You Won't See Me - Reviews

Reviewed by Ian MacDonald, in Revolution in the Head:

Another number marking McCartney's disenchantment with Jane Asher (who had temporarily left him to work in rep in Bristol), YOU WON'T SEE ME is a three-chord trick based on The Four Tops' then-current hit, "It's The Same Old Song" [1]. Pitched a minor third below its model, McCartney's tune opens the intervals out (B, D, A instead of E, F, D), but the debt is still clear. (Ironically, Holland-Dozier-Holland had chosen the title because their song was a shameless rewrite - shuffling a C-Dm-F-G progression - of their previous number for the Four Tops, "I Can't Help Myself".
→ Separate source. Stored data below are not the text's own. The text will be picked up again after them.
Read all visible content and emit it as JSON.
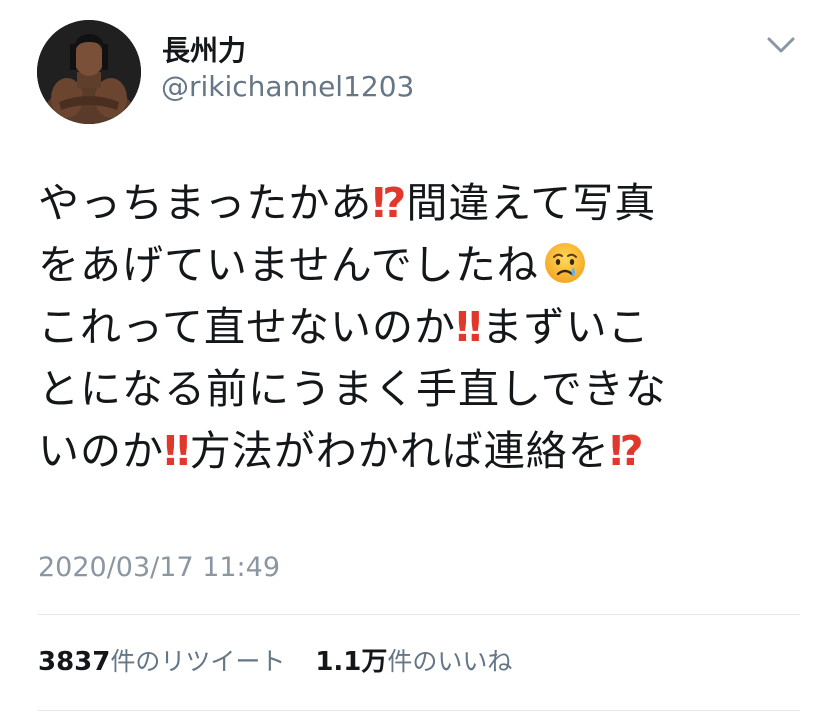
{
  "author": {
    "name": "長州力",
    "handle": "@rikichannel1203",
    "avatar_icon": "profile-photo"
  },
  "tweet": {
    "lines": [
      {
        "text": "やっちまったかあ",
        "mark": "⁉",
        "rest": "間違えて写真"
      },
      {
        "text": "をあげていませんでしたね",
        "emoji": "crying-face-icon"
      },
      {
        "text": "これって直せないのか",
        "mark": "‼",
        "rest": "まずいこ"
      },
      {
        "text": "とになる前にうまく手直しできな"
      },
      {
        "text": "いのか",
        "mark": "‼",
        "rest": "方法がわかれば連絡を",
        "mark_end": "⁉"
      }
    ],
    "timestamp": "2020/03/17 11:49"
  },
  "stats": {
    "retweets_count": "3837",
    "retweets_label": "件のリツイート",
    "likes_count": "1.1万",
    "likes_label": "件のいいね"
  },
  "colors": {
    "text": "#14171a",
    "secondary": "#657786",
    "divider": "#e1e8ed",
    "exclamation": "#e0392b"
  }
}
YOU WON'T SEE ME shared the weariness of NOWHERE MAN and needed something to lift it. Unfortunately, the group were too tired by late nights to come up with anything, and simply repeated NOWHERE MAN's irritating 'ooh-la-la-la' backing vocal formula. This would have mattered less if they hadn't decided to programme the two tracks next to each other: the most inept piece of sequencing on any Beatles LP. Redeemed by the interest of its bass-line - very free in McCartney's liberated style - YOU WON'T SEE ME soon founders under the weight of its own self-pity and expires long before straggling to the end of an unusually protracted fade.

Notes:

  1. These are also the chords of EIGHT DAYS A WEEK. Talking to Playboy in December 1984, McCartney grinningly admitted: "We were the biggest nickers in town. Plagiarists extraordinaires."